A lungo i libri gialli spagnoli sono stati associati a Vásquez Montabán e al suo noir mediterraneo. Quanto i suoi libri hanno contribuito a creare un nuovo filone, che potremmo definire “noir galiziano”?
«Decisamente il Nord della Spagna ha un'influenza determinante nelle atmosfere dei miei romanzi. Ma le differenze più profonde con Montalbán riguardano i personaggi e le storie. Le sue erano vicende di crimine ambientate nei bassifondi, tra miserabili e prostitute, che non toccavano temi di natura politica, ed erano molto maschiliste. Io invece tocco questioni legate alla corruzione e descrivo una società matriarcale, dove le donne assumono un ruolo decisivo sia nel risolvere i crimini sia nel sorreggere i meccanismi sociali».

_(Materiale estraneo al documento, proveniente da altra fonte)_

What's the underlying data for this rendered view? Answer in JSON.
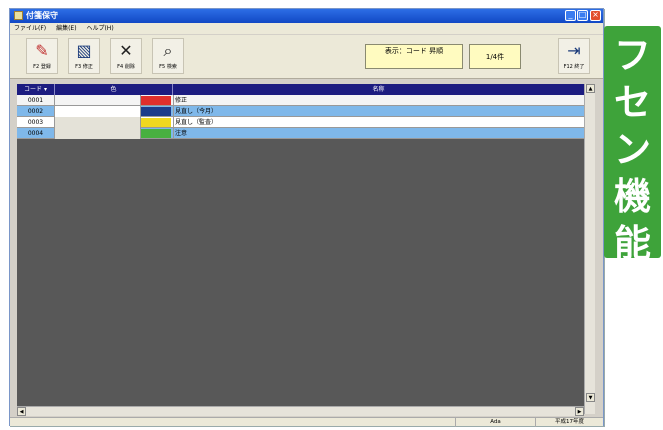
{
  "window": {
    "title": "付箋保守",
    "controls": {
      "min": "_",
      "max": "□",
      "close": "×"
    }
  },
  "menu": [
    "ファイル(F)",
    "編集(E)",
    "ヘルプ(H)"
  ],
  "toolbar": {
    "register": "F2 登録",
    "modify": "F3 修正",
    "delete": "F4 削除",
    "search": "F5 検索",
    "exit": "F12 終了",
    "display": "表示：コード 昇順",
    "count": "1/4件"
  },
  "grid": {
    "headers": {
      "code": "コード",
      "color": "色",
      "name": "名称"
    },
    "rows": [
      {
        "code": "0001",
        "color": "#e02f2c",
        "name": "修正",
        "bg": "#f4f4f4"
      },
      {
        "code": "0002",
        "color": "#1d3c8a",
        "name": "見直し（今月）",
        "bg": "#7fb8ea"
      },
      {
        "code": "0003",
        "color": "#f0d820",
        "name": "見直し（監査）",
        "bg": "#ffffff"
      },
      {
        "code": "0004",
        "color": "#48b040",
        "name": "注意",
        "bg": "#7fb8ea"
      }
    ]
  },
  "status": {
    "user": "Ada",
    "date": "平成17年度"
  },
  "banner": {
    "chars": [
      "フ",
      "セ",
      "ン",
      "機",
      "能"
    ]
  }
}
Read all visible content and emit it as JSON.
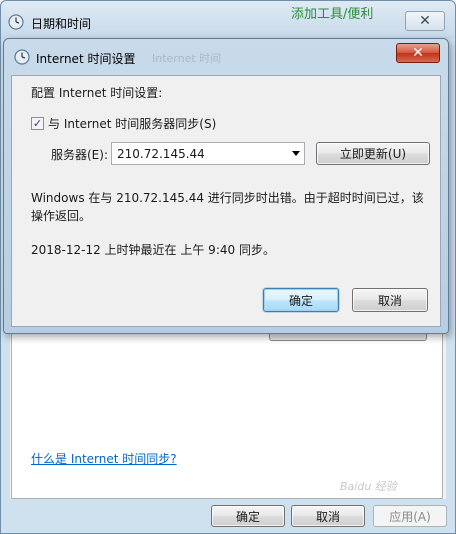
{
  "background_window": {
    "title": "日期和时间",
    "close_glyph": "✕",
    "partial_top_link": "添加工具/便利",
    "help_link": "什么是 Internet 时间同步?",
    "ok_label": "确定",
    "cancel_label": "取消",
    "apply_label": "应用(A)"
  },
  "dialog": {
    "title": "Internet 时间设置",
    "ghost_title": "Internet 时间",
    "close_glyph": "✕",
    "prompt": "配置 Internet 时间设置:",
    "sync_checkbox": {
      "label": "与 Internet 时间服务器同步(S)",
      "checked": true,
      "check_glyph": "✓"
    },
    "server_label": "服务器(E):",
    "server_value": "210.72.145.44",
    "update_now_label": "立即更新(U)",
    "error_message": "Windows 在与 210.72.145.44 进行同步时出错。由于超时时间已过，该操作返回。",
    "last_sync": "2018-12-12 上时钟最近在 上午 9:40 同步。",
    "ok_label": "确定",
    "cancel_label": "取消"
  },
  "watermark": "Baidu 经验",
  "icons": {
    "window_icon": "clock-globe-icon",
    "dropdown": "chevron-down-icon"
  },
  "colors": {
    "link": "#0066cc",
    "close_button": "#c0321a",
    "default_button_border": "#3c7fb1"
  }
}
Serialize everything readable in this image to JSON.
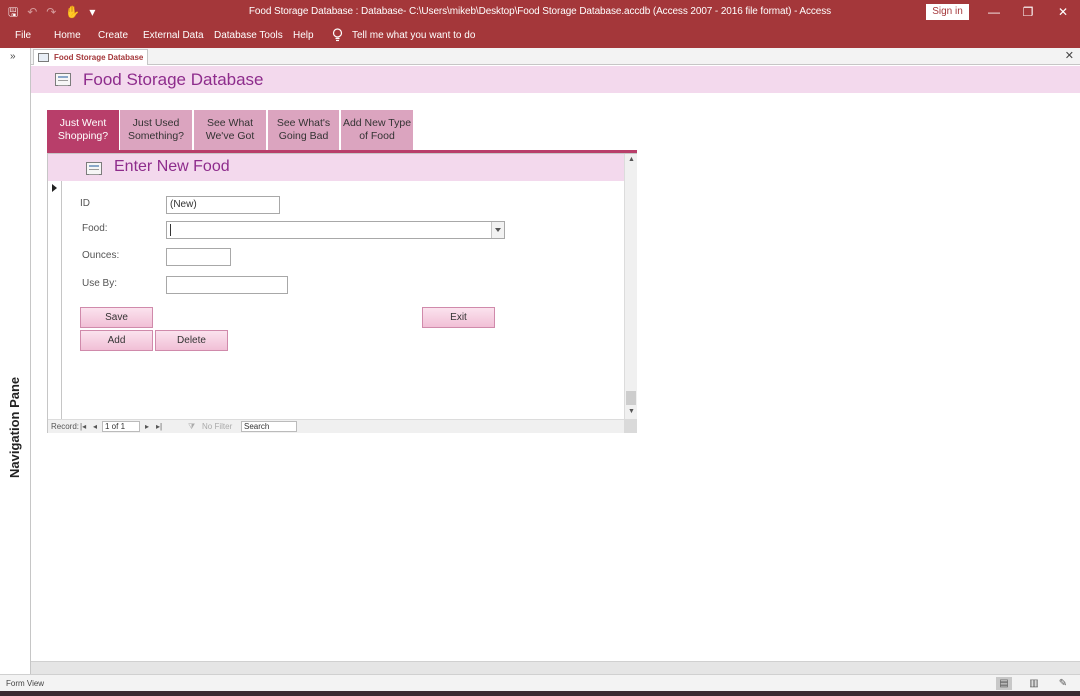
{
  "window": {
    "title": "Food Storage Database : Database- C:\\Users\\mikeb\\Desktop\\Food Storage Database.accdb (Access 2007 - 2016 file format)  -  Access",
    "sign_in": "Sign in",
    "min": "—",
    "restore": "❐",
    "close": "✕"
  },
  "qat": {
    "save": "🖫",
    "undo": "↶",
    "redo": "↷",
    "touch": "✋",
    "customize": "▾"
  },
  "menu": {
    "file": "File",
    "home": "Home",
    "create": "Create",
    "external": "External Data",
    "dbtools": "Database Tools",
    "help": "Help",
    "tell": "Tell me what you want to do"
  },
  "nav": {
    "toggle": "»",
    "label": "Navigation Pane"
  },
  "doc_tab": {
    "label": "Food Storage Database",
    "close": "✕"
  },
  "form": {
    "title": "Food Storage Database"
  },
  "tabs": [
    {
      "line1": "Just Went",
      "line2": "Shopping?"
    },
    {
      "line1": "Just Used",
      "line2": "Something?"
    },
    {
      "line1": "See What",
      "line2": "We've Got"
    },
    {
      "line1": "See What's",
      "line2": "Going Bad"
    },
    {
      "line1": "Add New Type",
      "line2": "of Food"
    }
  ],
  "subform": {
    "title": "Enter New Food",
    "id_label": "ID",
    "id_value": "(New)",
    "food_label": "Food:",
    "food_value": "",
    "ounces_label": "Ounces:",
    "ounces_value": "",
    "useby_label": "Use By:",
    "useby_value": "",
    "save": "Save",
    "add": "Add",
    "delete": "Delete",
    "exit": "Exit"
  },
  "record_nav": {
    "label": "Record:",
    "first": "|◂",
    "prev": "◂",
    "position": "1 of 1",
    "next": "▸",
    "last": "▸|",
    "filter": "No Filter",
    "search": "Search"
  },
  "status": {
    "text": "Form View"
  }
}
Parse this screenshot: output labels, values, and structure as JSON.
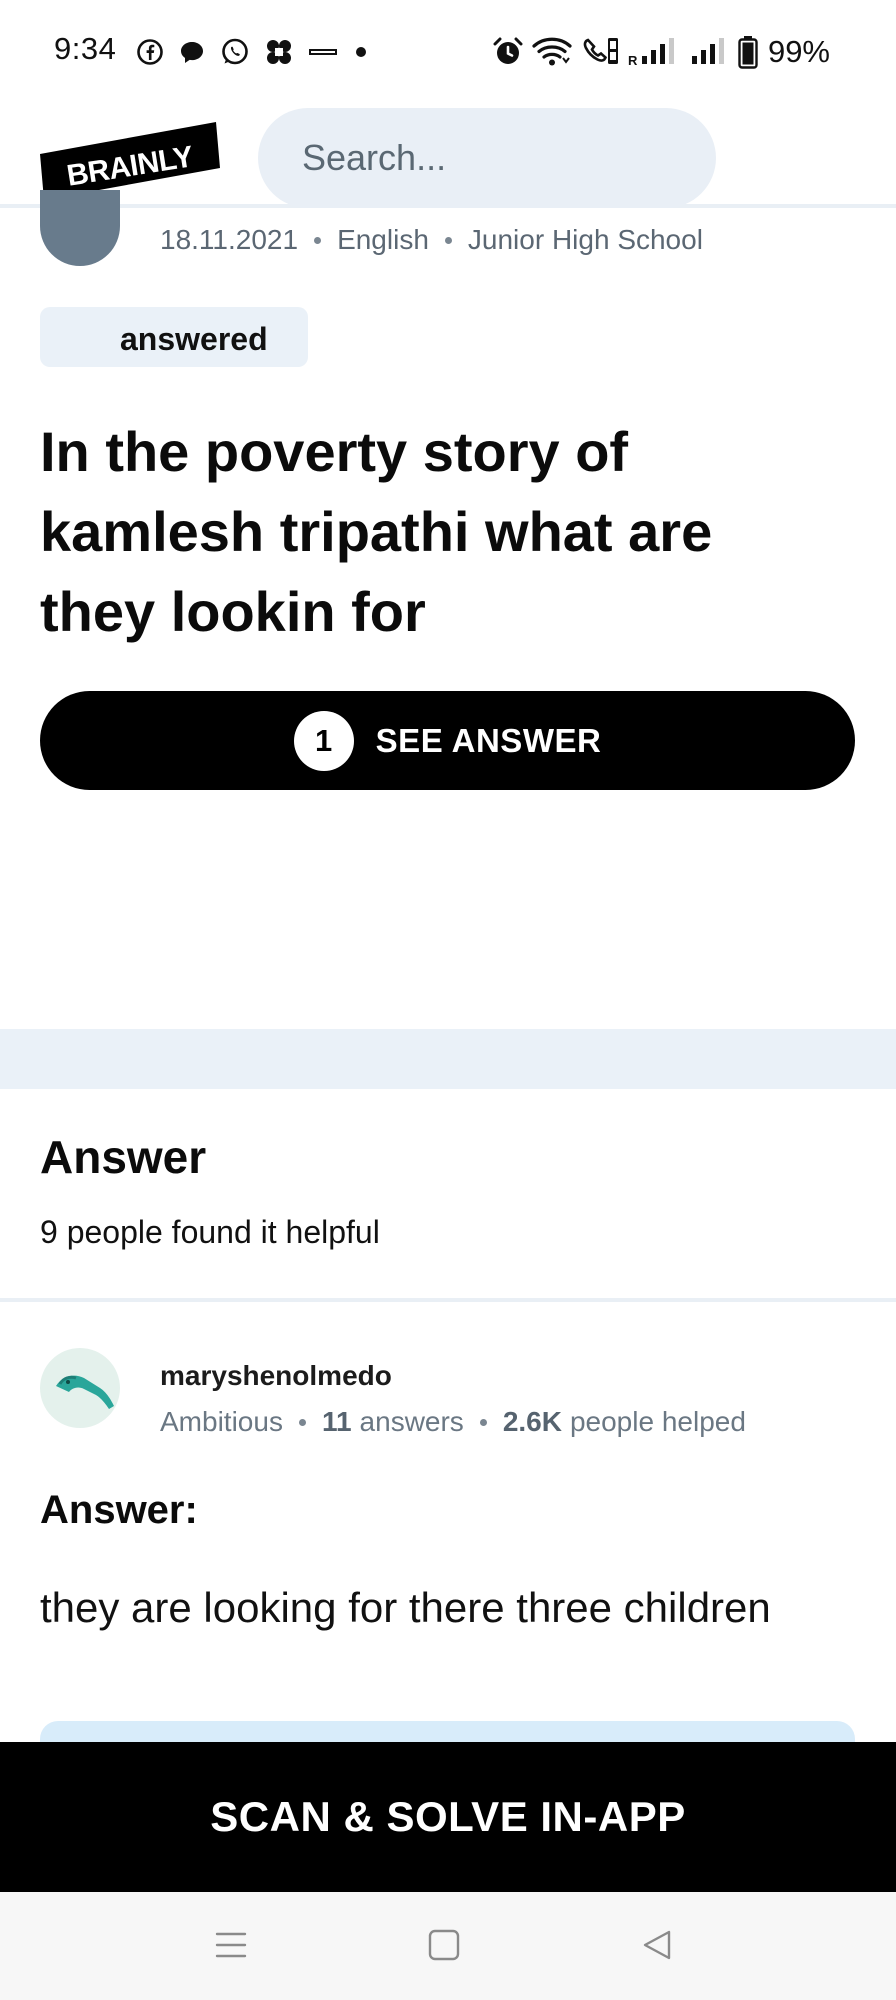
{
  "status_bar": {
    "time": "9:34",
    "battery": "99%",
    "left_icons": [
      "facebook-icon",
      "chat-bubble-icon",
      "whatsapp-icon",
      "app-grid-icon",
      "news-icon",
      "notification-dot-icon"
    ],
    "right_icons": [
      "alarm-icon",
      "wifi-icon",
      "volte-call-icon",
      "signal-roaming-icon",
      "signal-icon",
      "battery-icon"
    ]
  },
  "header": {
    "logo_text": "BRAINLY",
    "search_placeholder": "Search..."
  },
  "question": {
    "date": "18.11.2021",
    "subject": "English",
    "level": "Junior High School",
    "status_badge": "answered",
    "title": "In the poverty story of kamlesh tripathi what are they lookin for",
    "see_answer_count": "1",
    "see_answer_label": "SEE ANSWER"
  },
  "answer_section": {
    "heading": "Answer",
    "helpful": "9 people found it helpful"
  },
  "answer": {
    "username": "maryshenolmedo",
    "rank": "Ambitious",
    "answers_count": "11",
    "answers_label": "answers",
    "helped_count": "2.6K",
    "helped_label": "people helped",
    "label": "Answer:",
    "body": "they are looking for there three children"
  },
  "cta": {
    "label": "SCAN & SOLVE IN-APP"
  },
  "colors": {
    "accent_light": "#eaf1f8",
    "text_muted": "#5b6773",
    "button_dark": "#000000"
  }
}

Lei è nata nei Paesi Baschi e vive in Navarra, regioni dalle forti tradizioni autonomistiche. Come giudica lo scontro durissimo tra Madrid e Barcellona?
«Quanto successo nei Paesi Baschi non si può paragonare alle vicende della Catalogna: qua fortunatamente non c'è una tradizione di attacchi terroristici. Credo che la lotta politica sia sempre legittima purché avvenga all’interno dell'alveo della democrazia. E la volontà popolare in Spagna ha i mezzi per potersi esprimere attraverso canali democratici. Nello specifico, voglio che i catalani tornino a essere felici. E quindi, se nel quadro di una consultazione plurale e libera, i catalani si pronunciano per l'indipendenza, e i loro interlocutori accettano di venire a patti, non vedo perchè opporsi al loro desiderio di felicità».